2022 Fall STAR Educator Recipient: Megan Freeman, MD

Megan Freeman, MDMegan Freeman, MD

Associate Professor
Department of Medicine, Associate Program Director for the IM Residency

Nomination Submission:

Dr. Megan Freeman excels as a clinician educator and impacts learners across the undergraduate and graduate medical education spectrum. As Associate Program Director, she transformed curricular elements of the IM residency’s quality improvement and safety program by engaging residents both in systems thinking through a series of workshops and through longitudinal quality improvement projects that each resident cohort completes each year. These cohorts, one of which Dr. Freeman personally leads, regularly disseminate their scholarship at regional and national meetings. Over the past decade, these projects have led to multiple improvements in care for individual patients and the health care system. As an Associate Program Director for the IM Residency, she continues to refine that program and expand the footprint of resident driven quality improvement.
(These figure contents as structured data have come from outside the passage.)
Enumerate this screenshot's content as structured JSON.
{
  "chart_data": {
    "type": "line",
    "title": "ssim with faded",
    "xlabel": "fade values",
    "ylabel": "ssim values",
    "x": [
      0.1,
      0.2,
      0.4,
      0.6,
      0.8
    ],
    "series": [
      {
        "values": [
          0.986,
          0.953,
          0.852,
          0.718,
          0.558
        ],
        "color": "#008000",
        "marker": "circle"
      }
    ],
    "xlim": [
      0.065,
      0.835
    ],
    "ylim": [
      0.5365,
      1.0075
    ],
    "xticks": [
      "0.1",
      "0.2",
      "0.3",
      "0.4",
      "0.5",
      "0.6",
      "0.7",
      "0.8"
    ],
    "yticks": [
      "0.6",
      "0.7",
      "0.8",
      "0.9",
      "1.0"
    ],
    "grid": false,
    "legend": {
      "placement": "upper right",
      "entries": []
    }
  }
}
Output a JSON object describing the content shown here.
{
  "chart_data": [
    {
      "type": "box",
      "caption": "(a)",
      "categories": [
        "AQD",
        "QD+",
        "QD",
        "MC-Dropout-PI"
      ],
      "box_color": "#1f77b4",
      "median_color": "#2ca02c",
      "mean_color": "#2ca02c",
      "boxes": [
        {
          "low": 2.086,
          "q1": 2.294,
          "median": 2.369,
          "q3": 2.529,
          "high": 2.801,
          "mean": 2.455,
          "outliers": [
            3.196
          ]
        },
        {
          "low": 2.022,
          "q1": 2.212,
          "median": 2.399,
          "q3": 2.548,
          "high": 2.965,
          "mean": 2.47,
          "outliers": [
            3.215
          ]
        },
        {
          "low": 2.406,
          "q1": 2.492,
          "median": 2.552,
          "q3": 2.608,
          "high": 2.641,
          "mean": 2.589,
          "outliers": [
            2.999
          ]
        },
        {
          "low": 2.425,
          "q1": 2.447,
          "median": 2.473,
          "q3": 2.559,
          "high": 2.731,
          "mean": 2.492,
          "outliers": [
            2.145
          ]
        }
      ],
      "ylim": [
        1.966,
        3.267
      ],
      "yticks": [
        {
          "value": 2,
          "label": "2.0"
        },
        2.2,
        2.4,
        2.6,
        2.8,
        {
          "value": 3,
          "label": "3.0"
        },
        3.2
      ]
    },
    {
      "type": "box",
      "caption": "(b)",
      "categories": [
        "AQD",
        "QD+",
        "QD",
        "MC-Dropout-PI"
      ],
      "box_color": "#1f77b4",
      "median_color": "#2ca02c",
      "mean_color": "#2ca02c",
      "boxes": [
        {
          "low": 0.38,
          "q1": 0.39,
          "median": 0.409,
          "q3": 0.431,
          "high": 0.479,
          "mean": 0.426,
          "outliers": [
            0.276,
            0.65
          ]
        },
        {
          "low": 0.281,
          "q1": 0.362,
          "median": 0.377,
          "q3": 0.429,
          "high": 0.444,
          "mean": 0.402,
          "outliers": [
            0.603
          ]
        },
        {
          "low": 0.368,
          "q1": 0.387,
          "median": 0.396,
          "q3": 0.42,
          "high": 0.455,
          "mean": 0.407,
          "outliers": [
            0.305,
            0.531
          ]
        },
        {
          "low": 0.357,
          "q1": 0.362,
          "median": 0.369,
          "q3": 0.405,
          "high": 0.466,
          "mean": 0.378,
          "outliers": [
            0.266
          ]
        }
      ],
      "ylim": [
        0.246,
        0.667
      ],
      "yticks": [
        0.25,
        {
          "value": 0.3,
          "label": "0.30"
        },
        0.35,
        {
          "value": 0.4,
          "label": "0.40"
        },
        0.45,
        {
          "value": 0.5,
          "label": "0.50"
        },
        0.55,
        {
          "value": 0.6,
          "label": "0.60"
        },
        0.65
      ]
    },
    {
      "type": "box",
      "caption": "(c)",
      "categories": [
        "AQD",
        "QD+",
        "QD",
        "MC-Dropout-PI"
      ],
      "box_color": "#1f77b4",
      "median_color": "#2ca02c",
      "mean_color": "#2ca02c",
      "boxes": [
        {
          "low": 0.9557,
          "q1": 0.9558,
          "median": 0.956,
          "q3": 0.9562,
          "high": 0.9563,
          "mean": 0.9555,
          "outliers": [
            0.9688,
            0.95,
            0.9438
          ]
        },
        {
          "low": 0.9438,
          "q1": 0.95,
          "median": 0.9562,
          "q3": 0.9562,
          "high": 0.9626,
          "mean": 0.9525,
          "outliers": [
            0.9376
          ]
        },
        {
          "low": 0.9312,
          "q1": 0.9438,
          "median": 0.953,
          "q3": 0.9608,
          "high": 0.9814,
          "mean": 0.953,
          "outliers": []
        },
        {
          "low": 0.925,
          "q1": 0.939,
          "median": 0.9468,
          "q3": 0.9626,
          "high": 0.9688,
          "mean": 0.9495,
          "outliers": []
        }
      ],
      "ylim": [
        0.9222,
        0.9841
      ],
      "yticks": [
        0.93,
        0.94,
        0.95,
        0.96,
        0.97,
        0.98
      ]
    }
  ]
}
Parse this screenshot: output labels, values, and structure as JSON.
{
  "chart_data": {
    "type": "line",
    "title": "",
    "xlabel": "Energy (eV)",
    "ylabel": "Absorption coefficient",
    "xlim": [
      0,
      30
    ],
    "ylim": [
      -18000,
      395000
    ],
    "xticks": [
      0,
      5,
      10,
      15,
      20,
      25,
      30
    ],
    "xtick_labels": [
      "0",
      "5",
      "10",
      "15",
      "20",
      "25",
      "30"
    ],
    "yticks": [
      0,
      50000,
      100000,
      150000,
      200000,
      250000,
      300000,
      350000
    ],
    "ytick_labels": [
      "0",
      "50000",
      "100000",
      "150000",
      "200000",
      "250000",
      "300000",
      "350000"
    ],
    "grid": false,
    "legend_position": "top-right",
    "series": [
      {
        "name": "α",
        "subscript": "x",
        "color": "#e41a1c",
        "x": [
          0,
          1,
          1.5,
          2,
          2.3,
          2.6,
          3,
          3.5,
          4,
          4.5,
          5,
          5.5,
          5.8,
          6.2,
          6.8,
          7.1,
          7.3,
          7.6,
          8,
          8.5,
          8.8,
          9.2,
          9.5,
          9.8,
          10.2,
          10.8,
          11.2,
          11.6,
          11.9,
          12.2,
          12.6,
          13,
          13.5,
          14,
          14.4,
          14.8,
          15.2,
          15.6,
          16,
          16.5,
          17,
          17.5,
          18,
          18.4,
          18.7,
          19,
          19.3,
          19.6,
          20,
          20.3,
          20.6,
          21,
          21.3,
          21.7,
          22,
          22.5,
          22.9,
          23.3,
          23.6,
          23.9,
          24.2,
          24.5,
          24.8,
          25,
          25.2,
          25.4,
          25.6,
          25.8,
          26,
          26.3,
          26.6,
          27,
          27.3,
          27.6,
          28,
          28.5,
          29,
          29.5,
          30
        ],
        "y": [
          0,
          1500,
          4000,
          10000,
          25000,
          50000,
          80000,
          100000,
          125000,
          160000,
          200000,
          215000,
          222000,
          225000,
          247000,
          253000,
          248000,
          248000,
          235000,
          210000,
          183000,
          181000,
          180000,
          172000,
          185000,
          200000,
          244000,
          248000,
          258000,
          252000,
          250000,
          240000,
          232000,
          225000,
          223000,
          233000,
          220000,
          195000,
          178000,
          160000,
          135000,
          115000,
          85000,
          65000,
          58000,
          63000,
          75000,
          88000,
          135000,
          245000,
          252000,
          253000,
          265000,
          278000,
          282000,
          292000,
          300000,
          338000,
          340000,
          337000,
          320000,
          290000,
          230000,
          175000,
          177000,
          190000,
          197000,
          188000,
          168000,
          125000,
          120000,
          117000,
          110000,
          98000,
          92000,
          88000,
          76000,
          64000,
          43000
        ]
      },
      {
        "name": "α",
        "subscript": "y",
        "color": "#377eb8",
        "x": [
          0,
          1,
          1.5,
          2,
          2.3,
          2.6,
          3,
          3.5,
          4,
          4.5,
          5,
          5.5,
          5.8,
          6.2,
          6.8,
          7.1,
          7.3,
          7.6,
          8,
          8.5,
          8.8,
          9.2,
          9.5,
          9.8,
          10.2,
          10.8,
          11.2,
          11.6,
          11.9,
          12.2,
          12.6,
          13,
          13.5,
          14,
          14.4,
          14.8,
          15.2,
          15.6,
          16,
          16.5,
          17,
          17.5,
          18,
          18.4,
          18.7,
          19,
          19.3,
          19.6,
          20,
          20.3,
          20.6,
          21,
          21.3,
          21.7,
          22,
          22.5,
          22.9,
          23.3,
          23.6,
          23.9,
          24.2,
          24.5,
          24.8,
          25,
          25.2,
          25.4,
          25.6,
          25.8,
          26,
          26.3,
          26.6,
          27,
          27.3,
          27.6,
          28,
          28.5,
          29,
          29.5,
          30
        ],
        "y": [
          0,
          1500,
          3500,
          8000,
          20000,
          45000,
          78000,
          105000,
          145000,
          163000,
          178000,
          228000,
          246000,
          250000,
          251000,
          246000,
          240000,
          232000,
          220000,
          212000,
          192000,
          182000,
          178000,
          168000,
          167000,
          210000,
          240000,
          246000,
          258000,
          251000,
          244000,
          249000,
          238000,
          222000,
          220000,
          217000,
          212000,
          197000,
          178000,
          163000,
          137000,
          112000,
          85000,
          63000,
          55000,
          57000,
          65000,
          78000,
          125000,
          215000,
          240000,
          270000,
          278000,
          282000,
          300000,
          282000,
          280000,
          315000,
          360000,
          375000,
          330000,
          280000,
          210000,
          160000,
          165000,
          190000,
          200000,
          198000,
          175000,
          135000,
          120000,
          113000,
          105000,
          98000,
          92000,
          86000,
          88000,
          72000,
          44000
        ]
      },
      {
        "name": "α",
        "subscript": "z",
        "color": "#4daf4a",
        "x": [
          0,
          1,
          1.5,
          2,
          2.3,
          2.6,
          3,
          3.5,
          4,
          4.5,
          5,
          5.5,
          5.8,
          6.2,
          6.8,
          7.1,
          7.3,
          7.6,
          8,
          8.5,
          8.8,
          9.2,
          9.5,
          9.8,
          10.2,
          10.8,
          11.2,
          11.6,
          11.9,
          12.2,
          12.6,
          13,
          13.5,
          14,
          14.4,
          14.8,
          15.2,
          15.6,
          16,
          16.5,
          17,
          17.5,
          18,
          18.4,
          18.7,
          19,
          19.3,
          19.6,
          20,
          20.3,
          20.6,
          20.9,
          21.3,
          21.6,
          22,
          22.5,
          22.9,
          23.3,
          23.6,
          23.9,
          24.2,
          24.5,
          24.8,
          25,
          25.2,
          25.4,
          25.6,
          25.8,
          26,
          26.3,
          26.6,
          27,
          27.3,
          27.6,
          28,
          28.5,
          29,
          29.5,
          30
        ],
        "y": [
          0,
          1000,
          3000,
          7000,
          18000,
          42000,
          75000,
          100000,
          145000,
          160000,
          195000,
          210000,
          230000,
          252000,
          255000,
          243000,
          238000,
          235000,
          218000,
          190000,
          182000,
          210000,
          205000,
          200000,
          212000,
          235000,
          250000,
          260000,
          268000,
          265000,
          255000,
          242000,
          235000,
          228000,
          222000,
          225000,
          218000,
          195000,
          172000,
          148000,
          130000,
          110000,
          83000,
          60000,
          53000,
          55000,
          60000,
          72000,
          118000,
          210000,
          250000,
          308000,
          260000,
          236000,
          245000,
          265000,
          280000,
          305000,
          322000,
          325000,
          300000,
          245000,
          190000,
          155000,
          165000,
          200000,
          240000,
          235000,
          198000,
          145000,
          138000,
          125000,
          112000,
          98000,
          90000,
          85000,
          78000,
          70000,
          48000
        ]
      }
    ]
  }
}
As Associate Clerkship Director, she helped navigate disruptions caused by COVID-19, while maintaining outstanding clinical learning environments and enhancing online, synchronous education sessions. For instance, she created a case-based module that addresses common, chronic pulmonary conditions, while challenging learners to consider how different social determinants of health could affect safe, patient disposition. In addition to her roles with the residency and clerkship, Dr. Freeman has also served on the Long School of Medicine’s curriculum committee and recently was chosen to serve as chair of the evaluation subcommittee. However, her greatest impact arguably occurs when she teaches clinically and provides outstanding mentorship and coaching for the medical students, interns, and residents fortunate to be on her teams. Her learner evaluations in these settings are outstanding and it is clear that she serves as an inspiration to those that work with her.  She rose to the challenge of the COVID-19 pandemic, drafting innovative schedules for student rotations and adapting to the demands of virtual learning. She engages in programmatic strategies to improve direct observation of students, provide resident and faculty development in learner assessment, mentor students, and ensure high quality student experiences in their clinical learning environments.

Dr. Freeman has served as a Synthesis Facilitator in the preclinical CIRCLE curriculum for many years, providing frontline instruction in team-based, problem-based learning to early medical students. She is an active member of multiple societies leading innovative, collaborative workshops on a local and national level and contributed to the design a mobile application to provide evidence based medical education tools to providers.

Given her commitment to the advancement of medical education, quality improvement, and patient safety as well as her devotion to our institution, she is a role model to me and many others in our division.